Мы пробежали по коридору и открыли дверь.
– Заноси! – скомандовал оперативный дежурный. В приёмный два младших инспектора под руки завели бледного пухлого парнишку. Усадили на стул.
– Стало плохо в «карантине», – пояснил дежурный.
Я узнал его. С утра был этап. Конвой привёз из следственного изолятора двух осуждённых: этого юнца и нашего старого знакомого, вора-карманника Егорыча.
– Как тебя зовут, братишка? – посмотрел ему в глаза Курбанов.
– Руслан.
– Что случилось?
– Давит внутри. Жжёт даже. Под левым соском. И под лопаткой.
Старший дневальный измерил давление, пульс. Принёс аппарат, снял кардиограмму.
– Братишка, – он пробежался глазами по неровным строчкам, – да ты молодец. Всё в порядке. Сашка, уложи мальчика на кушетку и будь с ним.
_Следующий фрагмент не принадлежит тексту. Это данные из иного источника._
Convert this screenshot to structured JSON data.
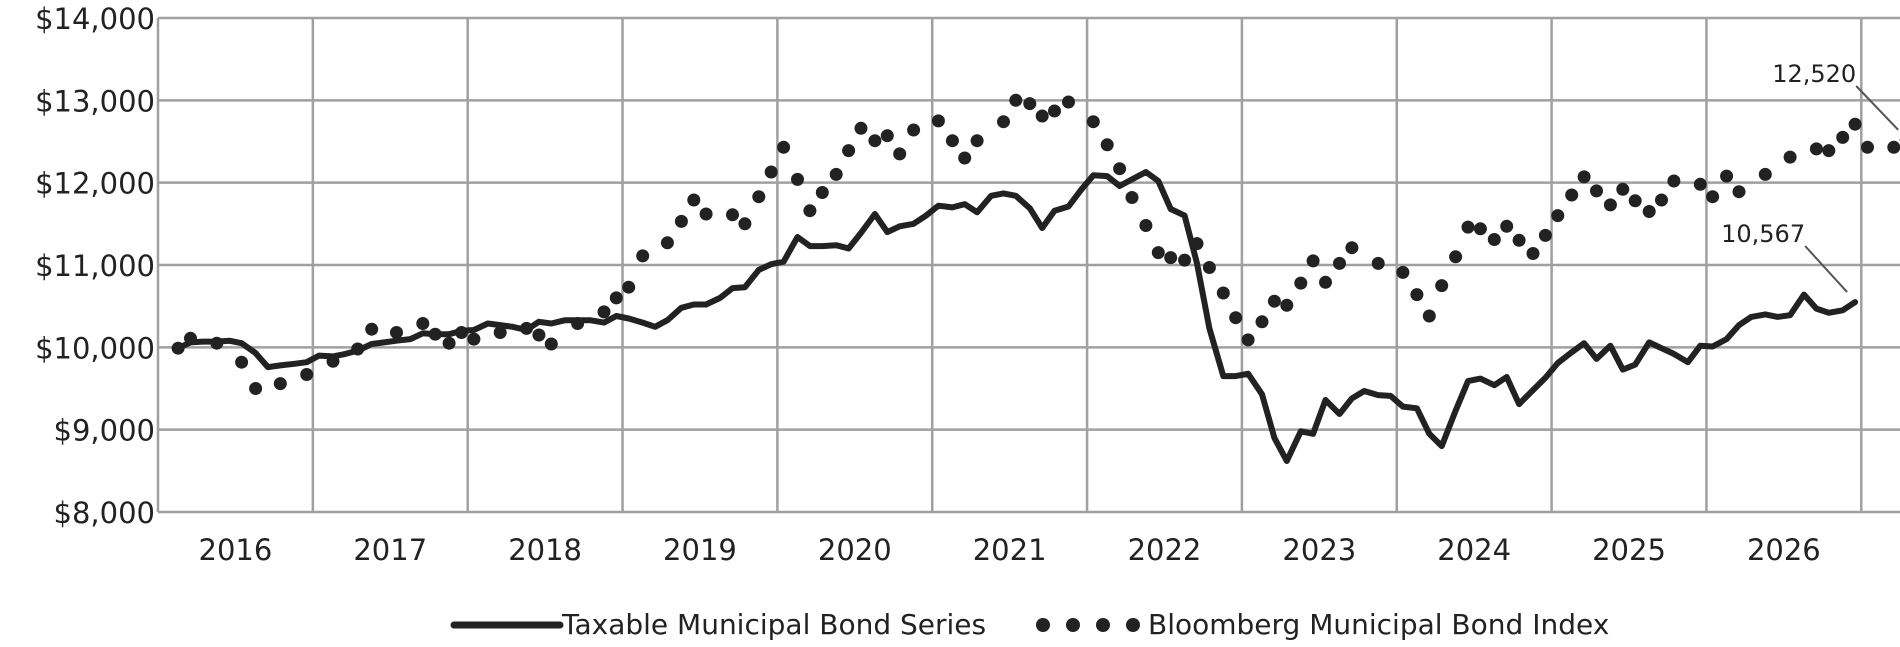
{
  "chart_data": {
    "type": "line",
    "x_label": "",
    "y_label": "",
    "ylim": [
      8000,
      14000
    ],
    "y_ticks": [
      {
        "value": 8000,
        "label": "$8,000"
      },
      {
        "value": 9000,
        "label": "$9,000"
      },
      {
        "value": 10000,
        "label": "$10,000"
      },
      {
        "value": 11000,
        "label": "$11,000"
      },
      {
        "value": 12000,
        "label": "$12,000"
      },
      {
        "value": 13000,
        "label": "$13,000"
      },
      {
        "value": 14000,
        "label": "$14,000"
      }
    ],
    "x_range": [
      2015.5,
      2026.75
    ],
    "x_ticks": [
      {
        "value": 2016,
        "label": "2016"
      },
      {
        "value": 2017,
        "label": "2017"
      },
      {
        "value": 2018,
        "label": "2018"
      },
      {
        "value": 2019,
        "label": "2019"
      },
      {
        "value": 2020,
        "label": "2020"
      },
      {
        "value": 2021,
        "label": "2021"
      },
      {
        "value": 2022,
        "label": "2022"
      },
      {
        "value": 2023,
        "label": "2023"
      },
      {
        "value": 2024,
        "label": "2024"
      },
      {
        "value": 2025,
        "label": "2025"
      },
      {
        "value": 2026,
        "label": "2026"
      }
    ],
    "grid": true,
    "legend_position": "bottom",
    "series": [
      {
        "name": "Taxable Municipal Bond Series",
        "style": "solid",
        "color": "#222222",
        "points": [
          [
            2015.63,
            9990
          ],
          [
            2015.71,
            10060
          ],
          [
            2015.79,
            10070
          ],
          [
            2015.88,
            10070
          ],
          [
            2015.96,
            10080
          ],
          [
            2016.04,
            10050
          ],
          [
            2016.13,
            9930
          ],
          [
            2016.21,
            9760
          ],
          [
            2016.29,
            9780
          ],
          [
            2016.38,
            9800
          ],
          [
            2016.46,
            9820
          ],
          [
            2016.54,
            9900
          ],
          [
            2016.63,
            9890
          ],
          [
            2016.71,
            9920
          ],
          [
            2016.79,
            9960
          ],
          [
            2016.88,
            10040
          ],
          [
            2016.96,
            10060
          ],
          [
            2017.04,
            10080
          ],
          [
            2017.13,
            10100
          ],
          [
            2017.21,
            10170
          ],
          [
            2017.29,
            10160
          ],
          [
            2017.38,
            10160
          ],
          [
            2017.46,
            10200
          ],
          [
            2017.54,
            10210
          ],
          [
            2017.63,
            10290
          ],
          [
            2017.71,
            10270
          ],
          [
            2017.79,
            10250
          ],
          [
            2017.88,
            10210
          ],
          [
            2017.96,
            10310
          ],
          [
            2018.04,
            10290
          ],
          [
            2018.13,
            10330
          ],
          [
            2018.21,
            10330
          ],
          [
            2018.29,
            10330
          ],
          [
            2018.38,
            10300
          ],
          [
            2018.46,
            10380
          ],
          [
            2018.54,
            10350
          ],
          [
            2018.63,
            10300
          ],
          [
            2018.71,
            10250
          ],
          [
            2018.79,
            10330
          ],
          [
            2018.88,
            10480
          ],
          [
            2018.96,
            10520
          ],
          [
            2019.04,
            10520
          ],
          [
            2019.13,
            10600
          ],
          [
            2019.21,
            10720
          ],
          [
            2019.29,
            10730
          ],
          [
            2019.38,
            10940
          ],
          [
            2019.46,
            11010
          ],
          [
            2019.54,
            11040
          ],
          [
            2019.63,
            11340
          ],
          [
            2019.71,
            11230
          ],
          [
            2019.79,
            11230
          ],
          [
            2019.88,
            11240
          ],
          [
            2019.96,
            11200
          ],
          [
            2020.04,
            11390
          ],
          [
            2020.13,
            11620
          ],
          [
            2020.21,
            11400
          ],
          [
            2020.29,
            11470
          ],
          [
            2020.38,
            11500
          ],
          [
            2020.46,
            11600
          ],
          [
            2020.54,
            11720
          ],
          [
            2020.63,
            11700
          ],
          [
            2020.71,
            11740
          ],
          [
            2020.79,
            11640
          ],
          [
            2020.88,
            11840
          ],
          [
            2020.96,
            11870
          ],
          [
            2021.04,
            11840
          ],
          [
            2021.13,
            11690
          ],
          [
            2021.21,
            11450
          ],
          [
            2021.29,
            11660
          ],
          [
            2021.38,
            11710
          ],
          [
            2021.46,
            11910
          ],
          [
            2021.54,
            12090
          ],
          [
            2021.63,
            12080
          ],
          [
            2021.71,
            11960
          ],
          [
            2021.79,
            12040
          ],
          [
            2021.88,
            12130
          ],
          [
            2021.96,
            12020
          ],
          [
            2022.04,
            11680
          ],
          [
            2022.13,
            11600
          ],
          [
            2022.21,
            11020
          ],
          [
            2022.29,
            10230
          ],
          [
            2022.38,
            9650
          ],
          [
            2022.46,
            9650
          ],
          [
            2022.54,
            9680
          ],
          [
            2022.63,
            9430
          ],
          [
            2022.71,
            8900
          ],
          [
            2022.79,
            8620
          ],
          [
            2022.88,
            8980
          ],
          [
            2022.96,
            8950
          ],
          [
            2023.04,
            9360
          ],
          [
            2023.13,
            9190
          ],
          [
            2023.21,
            9380
          ],
          [
            2023.29,
            9470
          ],
          [
            2023.38,
            9420
          ],
          [
            2023.46,
            9410
          ],
          [
            2023.54,
            9280
          ],
          [
            2023.63,
            9260
          ],
          [
            2023.71,
            8950
          ],
          [
            2023.79,
            8800
          ],
          [
            2023.88,
            9230
          ],
          [
            2023.96,
            9590
          ],
          [
            2024.04,
            9620
          ],
          [
            2024.13,
            9540
          ],
          [
            2024.21,
            9640
          ],
          [
            2024.29,
            9310
          ],
          [
            2024.38,
            9480
          ],
          [
            2024.46,
            9630
          ],
          [
            2024.54,
            9810
          ],
          [
            2024.63,
            9940
          ],
          [
            2024.71,
            10050
          ],
          [
            2024.79,
            9860
          ],
          [
            2024.88,
            10020
          ],
          [
            2024.96,
            9730
          ],
          [
            2025.04,
            9790
          ],
          [
            2025.13,
            10060
          ],
          [
            2025.21,
            9990
          ],
          [
            2025.29,
            9920
          ],
          [
            2025.38,
            9820
          ],
          [
            2025.46,
            10020
          ],
          [
            2025.54,
            10010
          ],
          [
            2025.63,
            10100
          ],
          [
            2025.71,
            10270
          ],
          [
            2025.79,
            10370
          ],
          [
            2025.88,
            10400
          ],
          [
            2025.96,
            10370
          ],
          [
            2026.04,
            10390
          ],
          [
            2026.13,
            10640
          ],
          [
            2026.21,
            10470
          ],
          [
            2026.29,
            10420
          ],
          [
            2026.38,
            10450
          ],
          [
            2026.46,
            10550
          ]
        ],
        "end_label": "10,567"
      },
      {
        "name": "Bloomberg Municipal Bond Index",
        "style": "dotted",
        "color": "#222222",
        "points": [
          [
            2015.63,
            9990
          ],
          [
            2015.71,
            10110
          ],
          [
            2015.88,
            10050
          ],
          [
            2016.04,
            9820
          ],
          [
            2016.13,
            9500
          ],
          [
            2016.29,
            9560
          ],
          [
            2016.46,
            9670
          ],
          [
            2016.63,
            9830
          ],
          [
            2016.79,
            9980
          ],
          [
            2016.88,
            10220
          ],
          [
            2017.04,
            10180
          ],
          [
            2017.21,
            10290
          ],
          [
            2017.29,
            10160
          ],
          [
            2017.38,
            10050
          ],
          [
            2017.46,
            10180
          ],
          [
            2017.54,
            10100
          ],
          [
            2017.71,
            10180
          ],
          [
            2017.88,
            10230
          ],
          [
            2017.96,
            10150
          ],
          [
            2018.04,
            10040
          ],
          [
            2018.21,
            10290
          ],
          [
            2018.38,
            10430
          ],
          [
            2018.46,
            10600
          ],
          [
            2018.54,
            10730
          ],
          [
            2018.63,
            11110
          ],
          [
            2018.79,
            11270
          ],
          [
            2018.88,
            11530
          ],
          [
            2018.96,
            11790
          ],
          [
            2019.04,
            11620
          ],
          [
            2019.21,
            11610
          ],
          [
            2019.29,
            11500
          ],
          [
            2019.38,
            11830
          ],
          [
            2019.46,
            12130
          ],
          [
            2019.54,
            12430
          ],
          [
            2019.63,
            12040
          ],
          [
            2019.71,
            11660
          ],
          [
            2019.79,
            11880
          ],
          [
            2019.88,
            12100
          ],
          [
            2019.96,
            12390
          ],
          [
            2020.04,
            12660
          ],
          [
            2020.13,
            12510
          ],
          [
            2020.21,
            12570
          ],
          [
            2020.29,
            12350
          ],
          [
            2020.38,
            12640
          ],
          [
            2020.54,
            12750
          ],
          [
            2020.63,
            12510
          ],
          [
            2020.71,
            12300
          ],
          [
            2020.79,
            12510
          ],
          [
            2020.96,
            12740
          ],
          [
            2021.04,
            13000
          ],
          [
            2021.13,
            12960
          ],
          [
            2021.21,
            12810
          ],
          [
            2021.29,
            12870
          ],
          [
            2021.38,
            12980
          ],
          [
            2021.54,
            12740
          ],
          [
            2021.63,
            12460
          ],
          [
            2021.71,
            12170
          ],
          [
            2021.79,
            11820
          ],
          [
            2021.88,
            11480
          ],
          [
            2021.96,
            11150
          ],
          [
            2022.04,
            11090
          ],
          [
            2022.13,
            11060
          ],
          [
            2022.21,
            11260
          ],
          [
            2022.29,
            10970
          ],
          [
            2022.38,
            10660
          ],
          [
            2022.46,
            10360
          ],
          [
            2022.54,
            10090
          ],
          [
            2022.63,
            10310
          ],
          [
            2022.71,
            10560
          ],
          [
            2022.79,
            10510
          ],
          [
            2022.88,
            10780
          ],
          [
            2022.96,
            11050
          ],
          [
            2023.04,
            10790
          ],
          [
            2023.13,
            11020
          ],
          [
            2023.21,
            11210
          ],
          [
            2023.38,
            11020
          ],
          [
            2023.54,
            10910
          ],
          [
            2023.63,
            10640
          ],
          [
            2023.71,
            10380
          ],
          [
            2023.79,
            10750
          ],
          [
            2023.88,
            11100
          ],
          [
            2023.96,
            11460
          ],
          [
            2024.04,
            11440
          ],
          [
            2024.13,
            11310
          ],
          [
            2024.21,
            11470
          ],
          [
            2024.29,
            11300
          ],
          [
            2024.38,
            11140
          ],
          [
            2024.46,
            11360
          ],
          [
            2024.54,
            11600
          ],
          [
            2024.63,
            11850
          ],
          [
            2024.71,
            12070
          ],
          [
            2024.79,
            11900
          ],
          [
            2024.88,
            11730
          ],
          [
            2024.96,
            11920
          ],
          [
            2025.04,
            11780
          ],
          [
            2025.13,
            11650
          ],
          [
            2025.21,
            11790
          ],
          [
            2025.29,
            12020
          ],
          [
            2025.46,
            11980
          ],
          [
            2025.54,
            11830
          ],
          [
            2025.63,
            12080
          ],
          [
            2025.71,
            11890
          ],
          [
            2025.88,
            12100
          ],
          [
            2026.04,
            12310
          ],
          [
            2026.21,
            12410
          ],
          [
            2026.29,
            12390
          ],
          [
            2026.38,
            12550
          ],
          [
            2026.46,
            12710
          ],
          [
            2026.54,
            12430
          ],
          [
            2026.71,
            12430
          ],
          [
            2026.79,
            12520
          ]
        ],
        "end_label": "12,520"
      }
    ]
  }
}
Он чирканул что-то быстро в блокноте. Передал дневальному.
– Быстро! – Сашка рванул в лаборантскую.
– Кто это? – Курбанов обернулся к дежурному.
– Вы забываетесь, осуждённый! – начал майор. – Я старший офицер в колонии!
– Мне насрать! – оборвал его зэк. – У мальчишки инфаркт! Вызывай «Скорую», иначе мы его потеряем.
– Да ему девятнадцать! Какой инфаркт? Ты себя слышишь?
– Статья?
– 228, 1 ч., 4 п. «г».
– Гражданин начальник! – Курбанов встал перед дежурным в полный рост. – Он же явно с детства употребляет. Уже ловил передозы, думал – похмелье. И посадил сердце напрочь. Ему жить осталось всего ничего, но если мы не спасём дурака, то я себе не прощу, а тебя уволят к чёртовой матери!